Please go ahead, be a Pirate.  Enjoy it.  Just keep it to those who want to hear about it.


new rules (rant)

The People
YOU aren't an influencer.  WE are.

You aren't a social guru because you have an opinion and a voice.  You're someone with an opinion and perspective, and we welcome your participation in the dialogue. Gurus are people with extensive proven experience delivering real results.  Gurus don't claim to be Gurus.

The Industry
Brands can't control the message or the format. Brands control their own voice, at best.

All media is sociable.  But that doesn't make is social-worthy.

Social-worthy isn't worth jack if it isn't discovered.

ROI isn't just about sales, but sales sure help.

Social isn't a platform, a destination, a channel or a tool.  It's a communication vehicle, a philosophy and a means of getting from point A to point B.

You don't need a Twitter strategy.  You need a voice and someone who can help you use it.

You have two eyes, two ears, to hands and one mouth.
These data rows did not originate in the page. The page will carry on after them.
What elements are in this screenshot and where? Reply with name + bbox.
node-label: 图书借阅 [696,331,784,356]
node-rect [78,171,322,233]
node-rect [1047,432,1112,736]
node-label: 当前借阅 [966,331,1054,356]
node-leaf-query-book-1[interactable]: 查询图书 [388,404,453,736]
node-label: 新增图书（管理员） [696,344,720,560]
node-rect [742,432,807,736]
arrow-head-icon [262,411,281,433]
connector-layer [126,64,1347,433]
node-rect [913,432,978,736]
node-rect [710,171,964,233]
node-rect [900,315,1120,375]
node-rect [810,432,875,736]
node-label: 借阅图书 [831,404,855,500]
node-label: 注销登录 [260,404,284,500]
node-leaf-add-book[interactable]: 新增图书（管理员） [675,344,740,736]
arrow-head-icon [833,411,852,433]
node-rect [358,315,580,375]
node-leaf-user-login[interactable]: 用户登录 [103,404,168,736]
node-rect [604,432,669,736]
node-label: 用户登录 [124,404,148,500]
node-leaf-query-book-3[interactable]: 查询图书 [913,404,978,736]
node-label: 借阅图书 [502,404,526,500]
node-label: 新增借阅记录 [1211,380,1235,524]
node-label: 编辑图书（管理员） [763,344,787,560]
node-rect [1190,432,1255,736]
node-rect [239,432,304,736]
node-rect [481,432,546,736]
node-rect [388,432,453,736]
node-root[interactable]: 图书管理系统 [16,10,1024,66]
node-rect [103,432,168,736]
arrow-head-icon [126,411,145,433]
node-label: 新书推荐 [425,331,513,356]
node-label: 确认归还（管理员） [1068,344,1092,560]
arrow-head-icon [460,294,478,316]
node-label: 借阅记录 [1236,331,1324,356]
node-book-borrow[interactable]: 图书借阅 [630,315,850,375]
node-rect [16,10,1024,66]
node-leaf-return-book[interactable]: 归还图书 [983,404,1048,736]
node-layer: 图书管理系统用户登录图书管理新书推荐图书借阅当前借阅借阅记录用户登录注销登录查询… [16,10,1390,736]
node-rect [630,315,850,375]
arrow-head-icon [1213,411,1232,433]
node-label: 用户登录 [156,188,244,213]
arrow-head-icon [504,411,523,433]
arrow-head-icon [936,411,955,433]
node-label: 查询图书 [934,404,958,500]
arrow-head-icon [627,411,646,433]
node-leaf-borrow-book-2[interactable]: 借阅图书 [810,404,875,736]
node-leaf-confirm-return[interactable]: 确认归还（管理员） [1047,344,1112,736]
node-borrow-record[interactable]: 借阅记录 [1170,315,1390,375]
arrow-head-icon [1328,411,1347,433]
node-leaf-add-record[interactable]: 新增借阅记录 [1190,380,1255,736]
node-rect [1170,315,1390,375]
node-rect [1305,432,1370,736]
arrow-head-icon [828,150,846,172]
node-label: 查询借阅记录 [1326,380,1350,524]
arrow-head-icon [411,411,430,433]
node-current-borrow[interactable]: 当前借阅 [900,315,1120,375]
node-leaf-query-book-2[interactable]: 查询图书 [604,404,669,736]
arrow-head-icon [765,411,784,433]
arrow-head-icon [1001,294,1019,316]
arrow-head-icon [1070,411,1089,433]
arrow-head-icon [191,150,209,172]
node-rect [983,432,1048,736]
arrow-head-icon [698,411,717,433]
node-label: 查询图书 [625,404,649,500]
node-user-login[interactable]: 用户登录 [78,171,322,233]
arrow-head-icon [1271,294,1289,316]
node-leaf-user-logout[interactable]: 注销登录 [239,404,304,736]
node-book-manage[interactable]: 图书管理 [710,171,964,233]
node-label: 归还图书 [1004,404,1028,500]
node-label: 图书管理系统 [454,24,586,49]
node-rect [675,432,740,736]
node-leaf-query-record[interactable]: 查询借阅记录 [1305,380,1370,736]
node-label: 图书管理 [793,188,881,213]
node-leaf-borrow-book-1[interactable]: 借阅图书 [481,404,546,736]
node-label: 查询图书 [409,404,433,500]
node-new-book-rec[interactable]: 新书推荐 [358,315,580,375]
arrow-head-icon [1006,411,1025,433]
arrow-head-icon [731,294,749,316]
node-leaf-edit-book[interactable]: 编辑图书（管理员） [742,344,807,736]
Listen and observe, do at least as much as you say.

Newspapers aren't dead.  Dead isn't the new black.  Sustainable profits are.  This is about making money people!

Mainstream media isn't dumb or useless.  It's a tool.  And you'd be a fool to ignore it.

Two heads are only better than one when both know what they are talking about.  Brainstorms only work when the right people are in the room.

UGC isn't a strategy or a channel, it's a tactical approach.

Lightning only strikes twice when it doesn't look or feel the same.

Relevant industry examples are old. Don't limit yourself to looking over your shoulder, start by looking back in order to look forward.

A strategy is not a group of tactics with a comm's brief.

Don't trust me! Read what everybody else has to say and form your own approaches.  And for Gds sake, go out there as DO it!